From the FDA Drug Label
Pharyngitis/Tonsillitis In three double-blind controlled studies, conducted in the United States, azithromycin (12 mg/kg once a day for 5 days) was compared to penicillin V (250 mg three times a day for 10 days) in the treatment of pharyngitis due to documented Group A β-hemolytic streptococci (GABHS or S. pyogenes) Azithromycin was clinically and microbiologically statistically superior to penicillin at Day 14 and Day 30 with the following clinical success (i.e., cure and improvement) and bacteriologic efficacy rates (for the combined evaluable patient with documented GABHS):
Three U. S. Streptococcal Pharyngitis Studies Azithromycin vs. Penicillin V EFFICACY RESULTS Day 14Day 30 Bacteriologic Eradication: Azithromycin323/340 (95%)255/330 (77%) Penicillin V242/332 (73%)206/325 (63%) Clinical Success (Cure plus improvement): Azithromycin336/343 (98%)310/330 (94%) Penicillin V284/338 (84%)241/325 (74%)
The recommended antibiotic for strep throat in a patient with a penicillin allergy is azithromycin.
- Dosage: 12 mg/kg once a day for 5 days
- Key points:
- Azithromycin was clinically and microbiologically statistically superior to penicillin at Day 14 and Day 30
- Bacteriologic eradication rates were 95% for azithromycin and 73% for penicillin at Day 14
- Clinical success rates were 98% for azithromycin and 84% for penicillin at Day 14 2
From the Research
Recommended Antibiotics for Strep Throat in Penicillin-Allergic Patients
- For patients allergic to penicillin, alternative antibiotics are required to treat strep throat, also known as streptococcal pharyngitis 3.
- Macrolides, such as clarithromycin and azithromycin, are rational alternatives to erythromycin for streptococcal pharyngitis/tonsillitis in penicillin-allergic patients 3.
- Azithromycin has been shown to be a safe and effective alternative treatment for streptococcal pharyngitis in adult outpatients 4.
- However, a study found that 10 days of clarithromycin therapy was more effective than 5 days of azithromycin therapy in eradicating group A streptococci from the throats of individuals with symptomatic pharyngitis 5.

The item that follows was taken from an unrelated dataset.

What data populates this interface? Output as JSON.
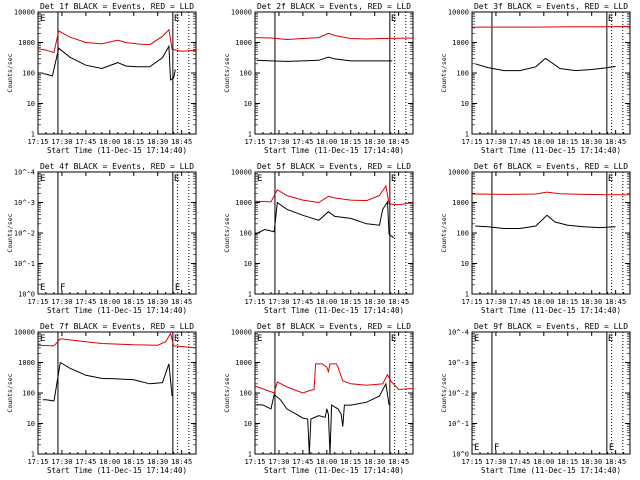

- Another study found that azithromycin was as clinically effective and as safe as traditional penicillin in treating streptococcal pharyngitis in children, but appeared inferior in eliminating group A beta-hemolytic streptococci from the throat 6.
- It's worth noting that there is significant resistance to azithromycin and clarithromycin in some parts of the United States, and first-generation cephalosporins are recommended for patients with nonanaphylactic allergies to penicillin 7.
Key Considerations
- The choice of antibiotic should be based on the patient's allergy status, the severity of the infection, and the presence of any underlying medical conditions.
- Patients with worsening symptoms after appropriate antibiotic initiation or with symptoms lasting 5 days after the start of treatment should be reevaluated 7.
- Tonsillectomy is rarely recommended as a preventive measure, and is typically considered only for patients with recurrent episodes of streptococcal pharyngitis 7.